PCSK9 is a member of the family of preprotein-invertase and was first identified in rabbit aortic tissue by Seidah et al1 in 2003. PCSK9 is the third gene that has been found to be associated with autosomal dominant familial hypercholesterolemia. 2 Studies have shown that PCSK9 can bind to LDLR in liver cells and guide its internalization to lysosomal degradation, thereby weakening the ability of the liver to metabolize LDL cholesterol and up-regulating LDL cholesterol levels.3 However, PCSK9 inhibitor antibodies can specifically target PCSK9 and block its binding with LDLR, thereby increasing the clearance rate of LDL cholesterol and reducing LDL cholesterol levels.4 PCSK9 not can only degrade LDLR and increase LDL cholesterol levels, it also has other biological functions such as contributing to the development of the nervous system and inducing apoptosis in nerve cells.5
Abifadel et al.6 identified certain mutations in the PCSK9 gene that were associated with elevated serum LDL cholesterol levels and premature coronary heart disease (CHD), as well as certain mutations that were associated with low serum LDL cholesterol levels.7 Over time, further research has shown that mutations associated with elevated serum LDL cholesterol levels are gain-of-function (GOF) mutations while those associated with low serum LDL cholesterol levels are loss of function (LOF) mutations.
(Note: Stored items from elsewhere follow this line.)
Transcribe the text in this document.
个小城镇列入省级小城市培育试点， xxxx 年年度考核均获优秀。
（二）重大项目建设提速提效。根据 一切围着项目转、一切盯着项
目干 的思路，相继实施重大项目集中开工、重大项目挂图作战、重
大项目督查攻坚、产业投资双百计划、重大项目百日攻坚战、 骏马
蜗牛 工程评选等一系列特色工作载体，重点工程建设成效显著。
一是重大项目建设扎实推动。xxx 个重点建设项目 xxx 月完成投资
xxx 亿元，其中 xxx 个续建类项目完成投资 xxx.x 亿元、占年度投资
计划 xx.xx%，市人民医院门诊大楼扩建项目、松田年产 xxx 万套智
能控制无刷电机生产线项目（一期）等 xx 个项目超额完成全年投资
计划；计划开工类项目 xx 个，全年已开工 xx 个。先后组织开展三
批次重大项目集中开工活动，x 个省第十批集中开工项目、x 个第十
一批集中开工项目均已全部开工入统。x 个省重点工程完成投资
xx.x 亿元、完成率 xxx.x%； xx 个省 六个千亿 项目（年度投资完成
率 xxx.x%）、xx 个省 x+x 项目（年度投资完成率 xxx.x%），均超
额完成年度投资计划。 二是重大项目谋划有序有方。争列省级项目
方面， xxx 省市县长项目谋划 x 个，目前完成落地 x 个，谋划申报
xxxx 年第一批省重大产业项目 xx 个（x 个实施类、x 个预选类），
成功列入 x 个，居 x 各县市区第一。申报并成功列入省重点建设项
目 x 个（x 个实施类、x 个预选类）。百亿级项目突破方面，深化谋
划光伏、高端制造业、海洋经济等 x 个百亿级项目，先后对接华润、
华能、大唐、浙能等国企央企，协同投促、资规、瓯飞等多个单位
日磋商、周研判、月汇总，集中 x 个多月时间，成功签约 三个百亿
Strikingly, subjects with heterozygous LOF mutations exhibit lower serum PCSK9 levels and as much as an 88% reduction in the incidence of CHD over a 15-year period compared with non-carriers. 8 Moreover, despite a complete loss of PCSK9 and associated very low serum LDL cholesterol levels, two subjects who had been identified with compound heterozygote LOF mutations appeared healthy.9
LDL cholesterol is a well-established and modifiable risk factor for cardiovascular disease and monoclonal antibodies that inhibit PCSK9 have emerged as a new class of drugs that effectively lower LDL cholesterol levels.4 Evolocumab is a human monoclonal antibody that has been reported to reduce LDL cholesterol levels by approximately 60%.10–14
The purpose of this study was to investigate the efficacy and safety of evolocumab in Korean patients with hypercholesterolemia.
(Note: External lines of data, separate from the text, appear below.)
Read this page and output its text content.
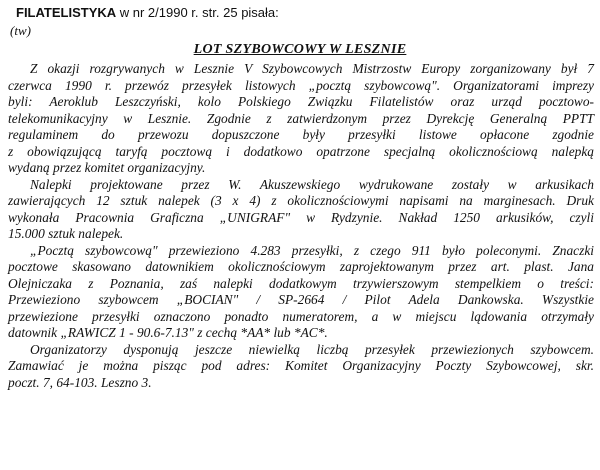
FILATELISTYKA w nr 2/1990 r. str. 25 pisała:
(tw)
LOT SZYBOWCOWY W LESZNIE
Z okazji rozgrywanych w Lesznie V Szybowcowych Mistrzostw Europy zorganizowany był 7
czerwca 1990 r. przewóz przesyłek listowych „pocztą szybowcową". Organizatorami imprezy
byli: Aeroklub Leszczyński, kolo Polskiego Związku Filatelistów oraz urząd pocztowo-
telekomunikacyjny w Lesznie. Zgodnie z zatwierdzonym przez Dyrekcję Generalną PPTT
regulaminem do przewozu dopuszczone były przesyłki listowe opłacone zgodnie
z obowiązującą taryfą pocztową i dodatkowo opatrzone specjalną okolicznościową nalepką
wydaną przez komitet organizacyjny.
Nalepki projektowane przez W. Akuszewskiego wydrukowane zostały w arkusikach
zawierających 12 sztuk nalepek (3 x 4) z okolicznościowymi napisami na marginesach. Druk
wykonała Pracownia Graficzna „UNIGRAF" w Rydzynie. Nakład 1250 arkusików, czyli
15.000 sztuk nalepek.
„Pocztą szybowcową" przewieziono 4.283 przesyłki, z czego 911 było poleconymi. Znaczki
pocztowe skasowano datownikiem okolicznościowym zaprojektowanym przez art. plast. Jana
Olejniczaka z Poznania, zaś nalepki dodatkowym trzywierszowym stempelkiem o treści:
Przewieziono szybowcem „BOCIAN" / SP-2664 / Pilot Adela Dankowska. Wszystkie
przewiezione przesyłki oznaczono ponadto numeratorem, a w miejscu lądowania otrzymały
datownik „RAWICZ 1 - 90.6-7.13" z cechą *AA* lub *AC*.
Organizatorzy dysponują jeszcze niewielką liczbą przesyłek przewiezionych szybowcem.
Zamawiać je można pisząc pod adres: Komitet Organizacyjny Poczty Szybowcowej, skr.
poczt. 7, 64-103. Leszno 3.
A 72–96 weeks, randomized, double-blind, placebo-controlled (n = 14) study of evolocumab (n = 15) was conducted between July 2014 and May 2016 with 29 hypercholesterolemia patients who had LDL cholesterol ≥ 70 mg per deciliter or non-HDL cholesterol levels ≥ 100 mg per deciliter with statin therapy (moderate intensity was defined with atorvastatin 10–20 mg or rosuvastatin 5–10 mg; high intensity was defined with atorvastatin 40–80 mg or rosuvastatin 10–20 mg) in our single center, and no patients interrupted statin therapy. Patients were randomized equally and evolocumab or placebo was administered subcutaneously every 4 weeks and lipid changes were assessed. Eligible patients were randomly assigned in a 1:1 ratio to receive subcutaneous injections of evolocumab (either 140 mg every 2 weeks or 420 mg every month, according to patient preference) or matching placebo.
Study visits were scheduled at screening and day 1, and then at weeks 2, 4, 8, and 12. Patients received subcutaneous evolocumab or placebo on day 1 and at weeks 4 and 8 (3 doses). Blood samples for all assessments were collected after an overnight fast (water only) and analyzed by a central laboratory. After screening, investigators, site staff, and study team members were blinded to all assessment results.
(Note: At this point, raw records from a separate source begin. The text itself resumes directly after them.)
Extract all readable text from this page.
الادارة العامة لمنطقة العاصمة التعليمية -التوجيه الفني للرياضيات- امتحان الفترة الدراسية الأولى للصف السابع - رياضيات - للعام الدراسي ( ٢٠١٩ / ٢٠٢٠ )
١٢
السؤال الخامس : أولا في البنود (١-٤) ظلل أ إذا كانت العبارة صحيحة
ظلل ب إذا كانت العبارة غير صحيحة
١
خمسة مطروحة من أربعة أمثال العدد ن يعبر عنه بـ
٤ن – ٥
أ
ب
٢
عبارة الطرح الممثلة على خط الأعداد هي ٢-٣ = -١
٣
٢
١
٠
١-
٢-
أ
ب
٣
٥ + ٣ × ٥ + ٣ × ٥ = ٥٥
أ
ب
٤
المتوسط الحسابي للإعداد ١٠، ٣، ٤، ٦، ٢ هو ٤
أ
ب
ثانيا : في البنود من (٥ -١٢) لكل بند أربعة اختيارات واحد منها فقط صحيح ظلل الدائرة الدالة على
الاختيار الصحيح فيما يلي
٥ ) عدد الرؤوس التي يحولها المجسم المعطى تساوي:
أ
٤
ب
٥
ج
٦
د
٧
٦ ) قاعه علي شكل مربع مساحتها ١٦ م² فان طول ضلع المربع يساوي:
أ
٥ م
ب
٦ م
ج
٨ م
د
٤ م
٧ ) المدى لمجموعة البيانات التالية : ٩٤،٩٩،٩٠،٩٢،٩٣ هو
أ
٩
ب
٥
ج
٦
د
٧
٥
The institutional review board or independent ethics committee at each site approved the protocol and informed consent form. All patients provided written informed consent before study procedures were performed.
Statistical methods: Continuous variables are presented as mean ± standard deviation (SD) and categorical variables are presented as N (%). To determine whether differences between CAD cases and controls were significant for continuous and categorical variables, Student t-test and chi-squared test were used, respectively. All statistical analyses were two-sided and performed with SPSS (Version 22.0, SPSS Inc., Chicago IL, USA), with the threshold for significance set at P < 0.05 for all analyses performed.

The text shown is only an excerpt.